Bringing a 3D printer in an engineering department can be one of the most profound ways to increase both productivity as well as quality of work. Having a printer on site enables rapid iteration, better functional testing, and in some situations even a path to near immediate short run production. Even more impressive is that it provides all this benefit with relatively minimal requirements for physical infrastructure. Entry-level 3D printers require only power and network connectivity. Some larger models also require compressed air or access to a fresh water supply, but that’s it. In fact, all but the largest units will even fit through a standard size door! In addition to the physical infrastructure though, there is also the digital infrastructure that is needed to support a 3D printer. The biggest challenge for this digital infrastructure is keeping track of the STL files that serve as the input to a 3D printer.
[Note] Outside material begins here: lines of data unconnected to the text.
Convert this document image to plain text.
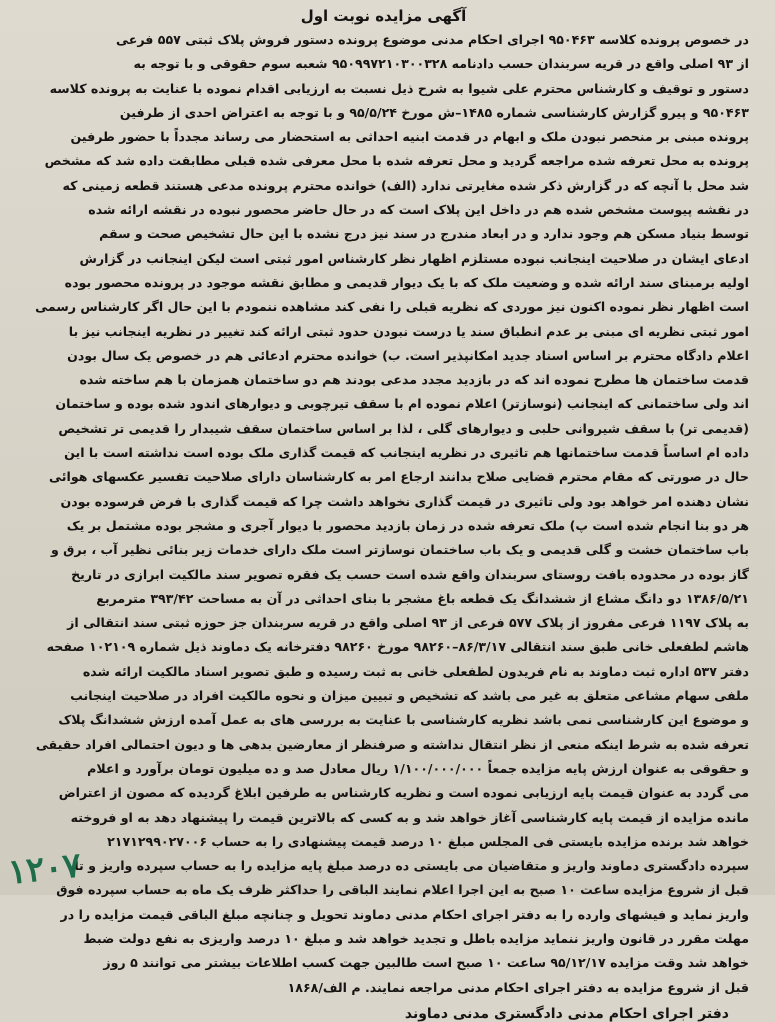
آگهی مزایده نوبت اول
در خصوص پرونده کلاسه ۹۵۰۴۶۳ اجرای احکام مدنی موضوع پرونده دستور فروش پلاک ثبتی ۵۵۷ فرعی
از ۹۳ اصلی واقع در قریه سربندان حسب دادنامه ۹۵۰۹۹۷۲۱۰۳۰۰۳۲۸ شعبه سوم حقوقی و با توجه به
دستور و توقیف و کارشناس محترم علی شیوا به شرح ذیل نسبت به ارزیابی اقدام نموده با عنایت به پرونده کلاسه
۹۵۰۴۶۳ و پیرو گزارش کارشناسی شماره ۱۴۸۵–ش مورخ ۹۵/۵/۲۴ و با توجه به اعتراض احدی از طرفین
پرونده مبنی بر منحصر نبودن ملک و ابهام در قدمت ابنیه احداثی به استحضار می رساند مجدداً با حضور طرفین
پرونده به محل تعرفه شده مراجعه گردید و محل تعرفه شده با محل معرفی شده قبلی مطابقت داده شد که مشخص
شد محل با آنچه که در گزارش ذکر شده مغایرتی ندارد (الف) خوانده محترم پرونده مدعی هستند قطعه زمینی که
در نقشه پیوست مشخص شده هم در داخل این پلاک است که در حال حاضر محصور نبوده در نقشه ارائه شده
توسط بنیاد مسکن هم وجود ندارد و در ابعاد مندرج در سند نیز درج نشده با این حال تشخیص صحت و سقم
ادعای ایشان در صلاحیت اینجانب نبوده مستلزم اظهار نظر کارشناس امور ثبتی است لیکن اینجانب در گزارش
اولیه برمبنای سند ارائه شده و وضعیت ملک که با یک دیوار قدیمی و مطابق نقشه موجود در پرونده محصور بوده
است اظهار نظر نموده اکنون نیز موردی که نظریه قبلی را نفی کند مشاهده ننمودم با این حال اگر کارشناس رسمی
امور ثبتی نظریه ای مبنی بر عدم انطباق سند یا درست نبودن حدود ثبتی ارائه کند تغییر در نظریه اینجانب نیز با
اعلام دادگاه محترم بر اساس اسناد جدید امکانپذیر است. ب) خوانده محترم ادعائی هم در خصوص یک سال بودن
قدمت ساختمان ها مطرح نموده اند که در بازدید مجدد مدعی بودند هم دو ساختمان همزمان با هم ساخته شده
اند ولی ساختمانی که اینجانب (نوسازتر) اعلام نموده ام با سقف تیرچوبی و دیوارهای اندود شده بوده و ساختمان
(قدیمی تر) با سقف شیروانی حلبی و دیوارهای گلی ، لذا بر اساس ساختمان سقف شیبدار را قدیمی تر تشخیص
داده ام اساساً قدمت ساختمانها هم تاثیری در نظریه اینجانب که قیمت گذاری ملک بوده است نداشته است با این
حال در صورتی که مقام محترم قضایی صلاح بدانند ارجاع امر به کارشناسان دارای صلاحیت تفسیر عکسهای هوائی
نشان دهنده امر خواهد بود ولی تاثیری در قیمت گذاری نخواهد داشت چرا که قیمت گذاری با فرض فرسوده بودن
هر دو بنا انجام شده است پ) ملک تعرفه شده در زمان بازدید محصور با دیوار آجری و مشجر بوده مشتمل بر یک
باب ساختمان خشت و گلی قدیمی و یک باب ساختمان نوسازتر است ملک دارای خدمات زیر بنائی نظیر آب ، برق و
گاز بوده در محدوده بافت روستای سربندان واقع شده است حسب یک فقره تصویر سند مالکیت ابرازی در تاریخ
۱۳۸۶/۵/۲۱ دو دانگ مشاع از ششدانگ یک قطعه باغ مشجر با بنای احداثی در آن به مساحت ۳۹۳/۴۲ مترمربع
به پلاک ۱۱۹۷ فرعی مفروز از پلاک ۵۷۷ فرعی از ۹۳ اصلی واقع در قریه سربندان جز حوزه ثبتی سند انتقالی از
هاشم لطفعلی خانی طبق سند انتقالی ۸۶/۳/۱۷–۹۸۲۶۰ مورخ ۹۸۲۶۰ دفترخانه یک دماوند ذیل شماره ۱۰۲۱۰۹ صفحه
دفتر ۵۳۷ اداره ثبت دماوند به نام فریدون لطفعلی خانی به ثبت رسیده و طبق تصویر اسناد مالکیت ارائه شده
ملفی سهام مشاعی متعلق به غیر می باشد که تشخیص و تبیین میزان و نحوه مالکیت افراد در صلاحیت اینجانب
و موضوع این کارشناسی نمی باشد نظریه کارشناسی با عنایت به بررسی های به عمل آمده ارزش ششدانگ پلاک
تعرفه شده به شرط اینکه منعی از نظر انتقال نداشته و صرفنظر از معارضین بدهی ها و دیون احتمالی افراد حقیقی
و حقوقی به عنوان ارزش پایه مزایده جمعاً ۱/۱۰۰/۰۰۰/۰۰۰ ریال معادل صد و ده میلیون تومان برآورد و اعلام
می گردد به عنوان قیمت پایه ارزیابی نموده است و نظریه کارشناس به طرفین ابلاغ گردیده که مصون از اعتراض
مانده مزایده از قیمت پایه کارشناسی آغاز خواهد شد و به کسی که بالاترین قیمت را پیشنهاد دهد به او فروخته
خواهد شد برنده مزایده بایستی فی المجلس مبلغ ۱۰ درصد قیمت پیشنهادی را به حساب ۲۱۷۱۲۹۹۰۲۷۰۰۶
سپرده دادگستری دماوند واریز و متقاضیان می بایستی ده درصد مبلغ پایه مزایده را به حساب سپرده واریز و تا
قبل از شروع مزایده ساعت ۱۰ صبح به این اجرا اعلام نمایند الباقی را حداکثر ظرف یک ماه به حساب سپرده فوق
واریز نماید و فیشهای وارده را به دفتر اجرای احکام مدنی دماوند تحویل و چنانچه مبلغ الباقی قیمت مزایده را در
مهلت مقرر در قانون واریز ننماید مزایده باطل و تجدید خواهد شد و مبلغ ۱۰ درصد واریزی به نفع دولت ضبط
خواهد شد وقت مزایده ۹۵/۱۲/۱۷ ساعت ۱۰ صبح است طالبین جهت کسب اطلاعات بیشتر می توانند ۵ روز
قبل از شروع مزایده به دفتر اجرای احکام مدنی مراجعه نمایند. م الف/۱۸۶۸
دفتر اجرای احکام مدنی دادگستری مدنی دماوند
۱۲۰۷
An STL file is a type of CAD file that is used almost exclusively by all manufacturers of 3D printing equipment. It does not represent 3D shapes mathematically, but instead works by breaking surfaces down into small triangles. For example, the picture below shows a sphere drawn in SOLIDWORKS and then processed into an STL file.
The STL file itself is simply a list of each of these triangles along with the X,Y,Z coordinates of its three corners. Below is a piece of the STL file from the sphere shown above:
facet normal 2.632147e-002 -9.965051e-001 -7.927606e-002
vertex 5.158957e+000 3.942648e-002 4.393829e+000
vertex 5.235168e+000 3.942648e-002 4.419133e+000
vertex 5.000000e+000 0.000000e+000 5.000000e+000
facet normal -1.119226e-001 9.860424e-001 -1.232625e-001
vertex 4.134954e+000 9.842916e+000 4.106769e+000
vertex 4.564039e+000 9.960574e+000 4.549835e+000
vertex 4.625185e+000 9.960574e+000 4.497781e+000
facet normal 4.996108e-002 9.965051e-001 6.694328e-002
vertex 5.341868e+000 9.960574e+000 5.525202e+000
vertex 5.406223e+000 9.960574e+000 5.477173e+000
vertex 5.000000e+000 1.000000e+001 5.000000e+000
This structure is useful for 3D printing because makes it very easy for the software associated with a printer to read the file and perform the kind of calculations needed to create a toolpath. Unfortunately outside of 3D printing, STL files are not widely used. Because of this, in most other circumstances they are usually poorly handled. Most 3D CAD system can generate STL files, but almost none work with them natively. This means that every time a user wants to print a part they will end up with two files to keep track of: the original CAD file (.sldprt for SOLIDWORKS, .catpart for CATIA, etc.), and the STL file sent to the printer. Most organizations have systems set up to manage their native CAD files, but STL files do not always fit well into these systems. For example, by default Windows will miscategorize STL files as “Certificate Trust Lits” (a type of file related encryption) rather than recognizing them as CAD data. SOLIDWORKS can open STL files through an import process, but it is time consuming for large files, and only provides a graphical preview.
One system that does handle STL files well however is SOLIDWORKS PDM. STL files can easily be captured by a “Hydra” style sorting workflow, given data cards, assigned permissions, and even associated with their respective CAD files using the “paste as reference” feature. The only part of PDM that doesn’t immediately work with STL files is the preview window. Typically it will either show the actual text of the STL file, or simply report “No Preview Available”.
For those unfamiliar with SOLIDWORKS PDM, it has a feature called “preview” that shows a small image of file content that can be accessed without opening the file itself. This can useful in a variety of situations, but getting preview to work with STL’s would solve a major problem with these files: many of the programs that generate STL files have trouble opening them again. Users may easily find themselves in a situation where they are unable to verify that the file they are downloading is correct before sending it to the printer. Most users solve this problem by generating a new STL file every time a file is printed which works, but is time consuming. If preview could be made to work with STL files, then it would provide a way to confirm the geometry in a file, and save valuable time.
It turns out preview DOES work with STL files; the problem is actually a Windows problem, not a limitation of PDM. Because Windows tends to misclassify STL files, preview cannot figure out what program to open the file with. Depending on how a system is configured, it will either default to a text editor, or simply refuse. The solution is to make a small change to the system’s registry. Included with this post is a file that will modify a system’s registry to enable Windows to correctly classify and display STL files. It can be run like a program by anyone with administrator permissions. After a simple restart, the preview window should go from displaying useless text to a rendering of the geometry.
With preview enabled users can actually view the geometry of the file before sending it off to the printer. This provides an opportunity to verify that the STL was made from the right version of the CAD file, both reducing the risk of a mistake, and eliminating the need to create a new STL file for every print job.